Mais, pendant que chants et danses se déroulent au rythme de cette campagne devant les promesses et discours des candidats dans la plupart des villes du Cameroun, le Nord-Ouest et le Sud-Ouest, la zone anglophone du pays, demeurent dans l'incertitude. La situation reste tendue dans les deux régions.

Le conflit armé qui dure dans les régions anglophones depuis 2016, pourrait empêcher de nombreux électeurs de voter pour la deuxième fois. En 2018, les séparatistes anglophones avaient déjà empêché la tenue de l'élection présidentielle dans la région.

Cherchant à créer un État indépendant, ils interdisent le vote dans les zones qu'ils considèrent comme leur territoire. Des milliers de personnes pourraient ne pas voter dimanche.

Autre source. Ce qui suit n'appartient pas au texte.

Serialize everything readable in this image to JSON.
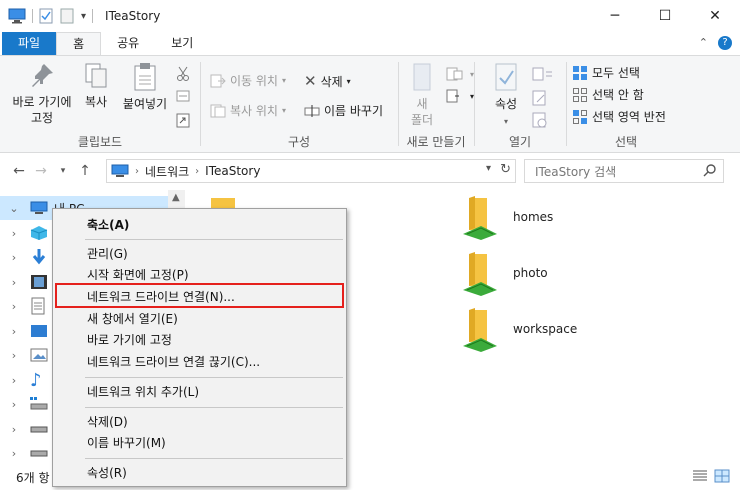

Les séparatistes, dans les deux régions anglophones au Cameroun, demandent à la population de boycotter l'élection présidentielle en s'abstenant d'aller voter ce dimanche. Ils ont décrété un confinement d'un mois sur le territoire qu'ils réclament.

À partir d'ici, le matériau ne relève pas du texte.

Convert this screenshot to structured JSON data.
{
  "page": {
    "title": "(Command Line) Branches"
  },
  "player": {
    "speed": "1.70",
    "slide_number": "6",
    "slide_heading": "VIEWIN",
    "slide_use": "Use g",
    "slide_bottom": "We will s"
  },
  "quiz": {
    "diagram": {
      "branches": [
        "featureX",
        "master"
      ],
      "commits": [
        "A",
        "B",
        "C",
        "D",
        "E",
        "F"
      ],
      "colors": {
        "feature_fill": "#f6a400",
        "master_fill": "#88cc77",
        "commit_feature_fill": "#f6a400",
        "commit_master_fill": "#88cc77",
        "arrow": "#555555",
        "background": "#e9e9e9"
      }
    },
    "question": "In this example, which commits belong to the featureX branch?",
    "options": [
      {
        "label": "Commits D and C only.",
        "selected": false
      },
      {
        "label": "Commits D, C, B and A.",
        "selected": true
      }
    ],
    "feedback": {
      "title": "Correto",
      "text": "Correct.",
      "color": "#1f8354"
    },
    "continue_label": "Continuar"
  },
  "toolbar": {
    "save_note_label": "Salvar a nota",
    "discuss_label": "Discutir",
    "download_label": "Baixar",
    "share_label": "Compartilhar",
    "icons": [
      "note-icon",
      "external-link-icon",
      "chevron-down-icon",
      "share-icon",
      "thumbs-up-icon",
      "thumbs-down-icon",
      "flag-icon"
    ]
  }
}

Les habitants dans la région restent chez eux, craignant les représailles de ces combattants qui, en 2018, avaient pris des mesures punitives contre ceux qui n'avaient pas respecté leur mot d'ordre de boycott de la présidentielle à l'époque.

« Nous avons vu des gens être sortis de chez eux et massacrés de sang-froid, avant, pendant et même bien après les élections, lorsqu'ils ont été identifiés. Et je me suis demandé, sans vouloir parler au nom de tout le monde, si cela valait la peine de prendre ce risque », a confié Samah Abang-Mugwa, un résident à BBC.

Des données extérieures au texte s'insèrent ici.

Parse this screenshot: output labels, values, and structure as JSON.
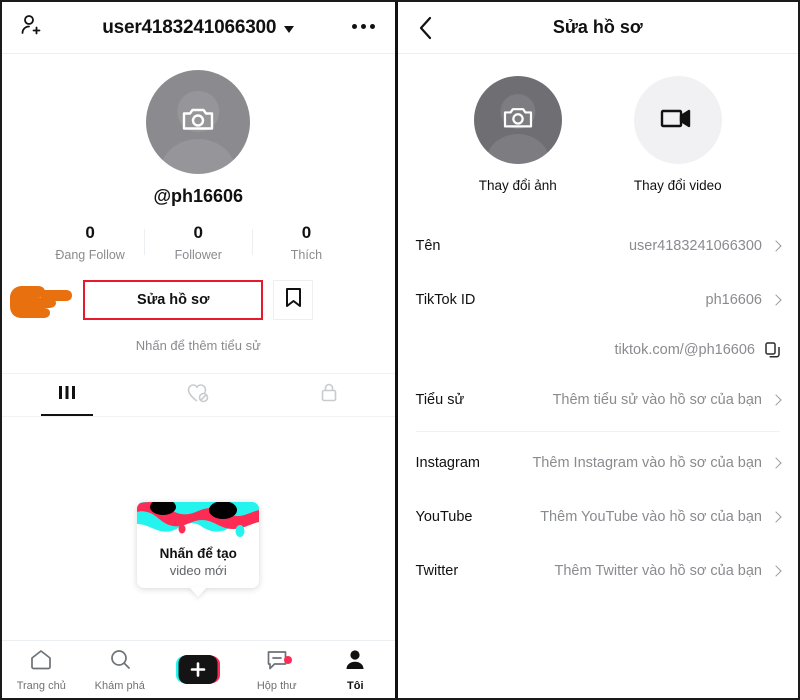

Depuis le début de la campagne électorale, beaucoup se sont montrés prudents dans la zone à cause de la tension qui reste palpable. Si certains peuvent arborer ouvertement les t-shirts de leur candidat ou parti politique, d'autres préfèrent mettre des masques pour ne pas être reconnus.

La peur des représailles oblige à rester discret. « J'ai mis une casquette et un cache-nez, pas pour le style, mais pour éviter qu'on me reconnaisse sur les photos », confie un militant à la BBC.

James, qui n'est pas son vrai nom, est une victime des séparatistes, qui a aussi parlé à la BBC. Il a fui sa ville natale anglophone, où il dit avoir été blessé par balle. Tout simplement parce qu'il n'a pas obéit à l'idéologie des séparatistes.

Il montre sa jambe droite qui a été amputée après l'incident. Cependant, ces souvenirs douloureux ne l'empêchent de vouloir accomplir son devoir civique dimanche prochain, loin de chez lui.

« Je me suis battu pour faire transférer mon nom sur les listes électorales de mon lieu de résidence actuel, afin de pouvoir voter, car je n'oublie pas mon droit et mon devoir civiques en tant que citoyen de ce magnifique triangle. Je veux simplement que la vie continue », dit-il.